Police say they have pictures of the assailants, five teens caught on store suveillance tape in the aisles of the Waldbaum's supermarket.
Police say they bought a 20 pound turkey. They obviously didn't think that their purchase would be traced back to them and a credit card reported stolen in the afternoon.
Danielle Mazzocchi, Resident: "Kids don't think about consequences. They just act and then just take the consequences later.."
Jose Pesce, Resident: "Some message has to be sent that these kinds of things don't happen. Throwing turkeys off of the bridges and everything. A lot of kids used to throw bricks off of bridges, and nothing ever happened. That's why they keep doing it."
These kids could be in a whole lot of trouble. The sources who saw the pictures on the videotape say you can see the faces of all five teenage suspects.
Those pictures will be shown to the police. A press conference is scheduled for Thursday and relatives of the victim will be there and Eyewitness News will be covering that.
I picked up a 20 lb frozen turkey and that sucker was heavy. I can see where it can become a lethal weapon.
How about a well-publicized, humiliating trial with some hefty time behind bars? My prayers go out to the victim for a full recovery.
Sounds like five 'kids' are in the need of a beating.
What a bunch of morons.
Long Island; The redneck section of New York. I`ve lived in NYC all my life, lived in the worst parts of Brooklyn, the Bronx, never had a problem, no muggings, no trouble. I go to Long Island I get mugged, I get my car smashed, I get threatened with a knife. I truly think it has to do with fear. Kids are raised not as close to other people and they don`t know how to communicate so they do crazy stuff for attention.
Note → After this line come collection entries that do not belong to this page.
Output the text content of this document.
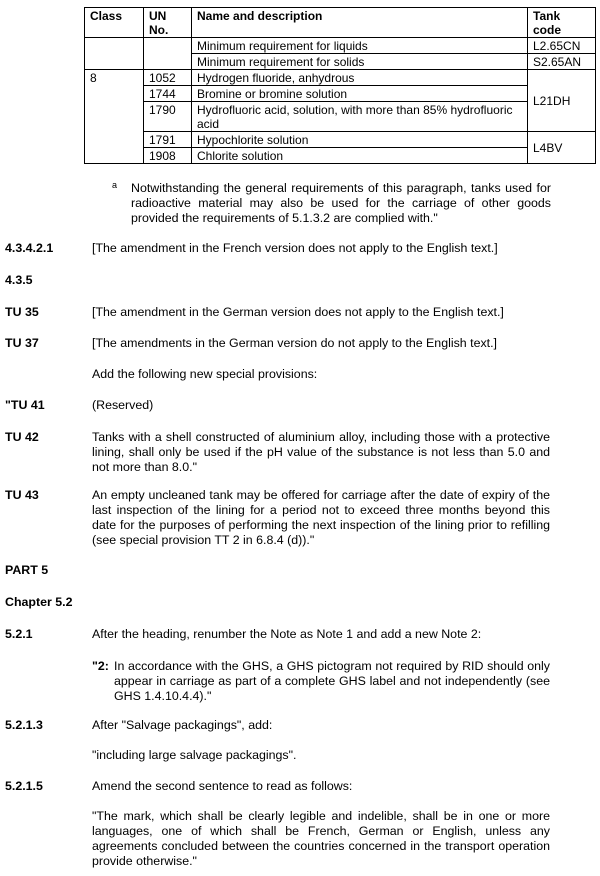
Class	UN No.	Name and description	Tank code
		Minimum requirement for liquids	L2.65CN
		Minimum requirement for solids	S2.65AN
8	1052	Hydrogen fluoride, anhydrous	L21DH
	1744	Bromine or bromine solution	
	1790	Hydrofluoric acid, solution, with more than 85% hydrofluoric acid	
	1791	Hypochlorite solution	L4BV
	1908	Chlorite solution	
a Notwithstanding the general requirements of this paragraph, tanks used for radioactive material may also be used for the carriage of other goods provided the requirements of 5.1.3.2 are complied with."
4.3.4.2.1	[The amendment in the French version does not apply to the English text.]
4.3.5
TU 35	[The amendment in the German version does not apply to the English text.]
TU 37	[The amendments in the German version do not apply to the English text.]
Add the following new special provisions:
"TU 41	(Reserved)
TU 42	Tanks with a shell constructed of aluminium alloy, including those with a protective lining, shall only be used if the pH value of the substance is not less than 5.0 and not more than 8.0."
TU 43	An empty uncleaned tank may be offered for carriage after the date of expiry of the last inspection of the lining for a period not to exceed three months beyond this date for the purposes of performing the next inspection of the lining prior to refilling (see special provision TT 2 in 6.8.4 (d))."
PART 5
Chapter 5.2
5.2.1	After the heading, renumber the Note as Note 1 and add a new Note 2:
"2: In accordance with the GHS, a GHS pictogram not required by RID should only appear in carriage as part of a complete GHS label and not independently (see GHS 1.4.10.4.4)."
5.2.1.3	After "Salvage packagings", add:
"including large salvage packagings".
5.2.1.5	Amend the second sentence to read as follows:
"The mark, which shall be clearly legible and indelible, shall be in one or more languages, one of which shall be French, German or English, unless any agreements concluded between the countries concerned in the transport operation provide otherwise."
It's not only heavier than a cinderblock, it's bigger than a breadbox. (A small one.)
Where did they find my ex-wife's leftovers?
I'm sick and tired of this country refusing to register it's turkeys! Turkeys are designed to kill! We don't need turkeys!
it took me one week living in brooklyn to have my headlights stolen. i havent spent much time in long island but from what i know its supposed to be the rich jappy types.
if you outlaw turkeys, only outlaws will have turkeys
Would caning be out of the question? In this country anything more than an admonishment would be considered cruel and inhumane punishment.
A "some kids need their ass whupped" ping.
Really? How much did it weigh?
I am of the firm belief that teens names and faces should be published, this nonsense of protecting their identity because they are under age is part of the problem, there is not much of a consequence. The crime itself should determine when the names are published this would be a good example of doing so.
So you must be one of the "you can have my turkey after you pry it from my cold, dead hands" crowd?!? Hrrmmpphhh!
Idiots for sure.
Reminds me of a story about some testing that was done on a high-speed locomotive to ensure that it was capable of withstanding bird strikes. The borrowed NASA's "chicken cannon" to fire chickens at the prototype's windshield at speeds of more than 300 km/h. After several tests where the chickens completely destroyed the control cab, they contacted NASA for advice.
NASA recommended that they thaw the chickens first.
They need to be scourged........
Putting them in the stocks for a few days in the parking lot of the local mall would be an attractive option, IMHO. Preferably with their pants down and a good-sized stick at hand.
LQ
Frozen? I thought most of Turkey was a desert!!